Deteksi Dini
Setiap orang tua, memiliki sebuah hubungan istimewa dengan putra-putrinya. Terlebih jika ia seorang ibu. Dengan 9 bulan sang anak dalam kandungan dan hari-hari penuh kedekatan di awal kelahiran kedekatan itu tak tergantikan. Perasaan terdalam seorang ibu akan segera terusik ketika, ia menyadari ada hal-hal yang berbeda pada tubuh putra/i nya.
Sejauh ini memang ada banyak cara untuk mengetahui, apakah seorang anak masih dalam “situasi aman” dalam perkembangan dan pertumbuhannya, yaitu dengan melakukan, Deteksi dini. Yang meliputi 2 bagian besar yaitu :
A. Prenatal. (Masa Sebelum Bayi Di lahirkan).
Sebenarnya Kesehatan dan Perkembangan Bayi sudah dimulai saat bayi belum terbentuk. Faktor-faktor deteksi dini, yang ikut menentukan seorang bayi akan sehat adalah sbb :
I. Orang tua.
Orang tua memegang peranan penting pada kelangsungan perkembangan dan pertumbuhan putra-putrinya. Oleh karena itu orang tua yang memiliki kesehatan jiwa dan badan yang baik, dididik dengan pola asuh yang baik dan kemudian hidupnya memiliki pola hidup yang sehat lebih menjamin putra-putrinya akan tumbuh dan berkembang dengan baik.

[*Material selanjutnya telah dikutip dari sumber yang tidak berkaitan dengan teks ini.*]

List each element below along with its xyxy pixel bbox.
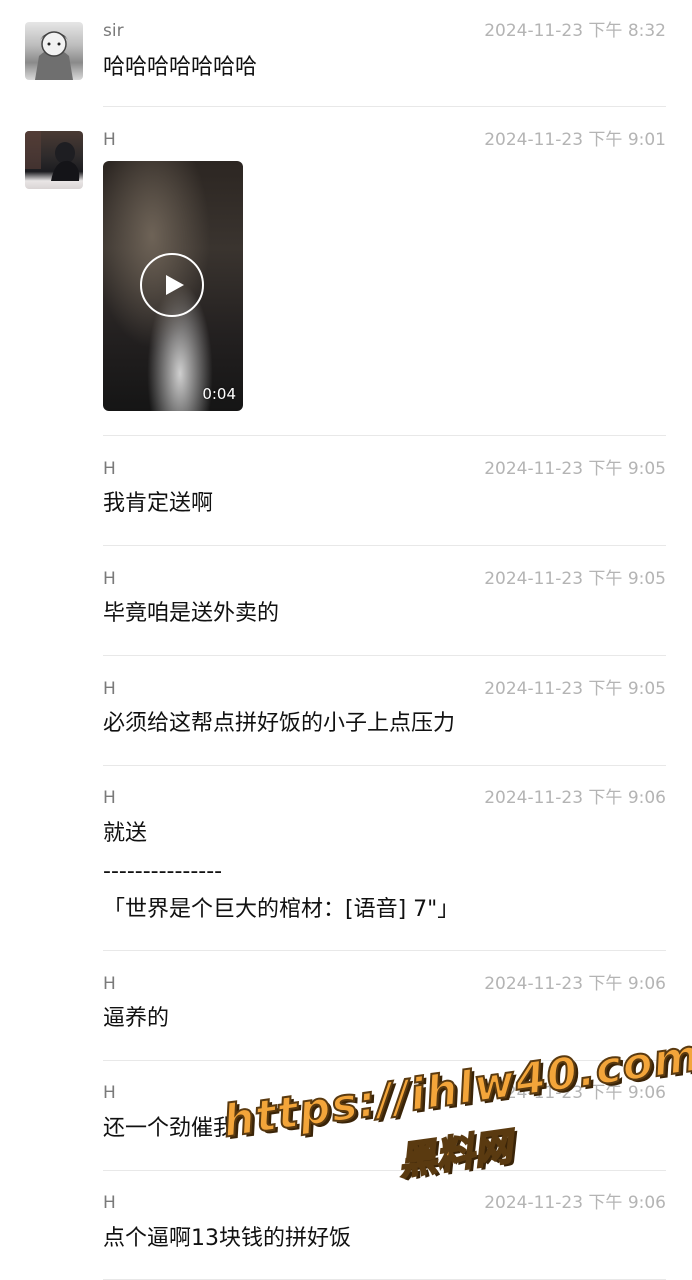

* Orang tua yang terbiasa dengan banyak mengkonsumsi kopi, merokok, sex bebas lebih beresiko tinggi memiliki bayi yang bermasalah, dibandingkan dengan orang tua yang tidak melakukannya.
*Orang tua yang dididik dalam keluarga penuh cinta, hubungan sosial yang sehat akan lebih nyaman untuk seorang anak mengembangkan kemampuan extra dan interpersonalnya.
II. Lingkungan.
Anak-anak yang memiliki masalah dalam kesehatannya lebih banyak dijumpai di lingkungan yang terdeteksi terkena pencemaran tinggi, atau mengkonsumsi makanan/ minuman yang berasal dari daerah tercemar.

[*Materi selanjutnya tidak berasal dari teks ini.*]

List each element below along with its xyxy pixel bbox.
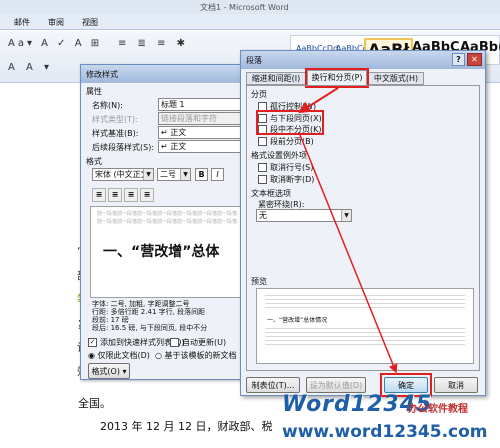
arrow-to-ok: [299, 134, 398, 374]
annotation-arrows: [298, 87, 398, 374]
arrow-to-checkboxes: [298, 87, 339, 114]
watermark-url: www.word12345.com: [282, 422, 488, 442]
watermark-subtitle: 办公软件教程: [408, 404, 468, 415]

* Anak-anak yang tinggal di daerah pencemaran, seperti kasus minamata, terkena langsung pada tampilan fisik maupun non fisik.
Data-data dari pemeriksaan dan Perawatan rutin selama masa kehamilan inilah yang dapat dijadikan acuan untuk mendeteksi kelainan-kelainan pada kesehatan bayi.
B. Post Natal
1. Meminta data-data kelahiran dari rumah sakit/ dokter/ bidan yang menolong kelahiran. Data-data ini meliputi : Lingkar kepala, refleks Moro, berat badan lahir, panjang lahir, jika ada kelainan atau tanda-tanda khusus, golongan darah dan nilai Afgarnya.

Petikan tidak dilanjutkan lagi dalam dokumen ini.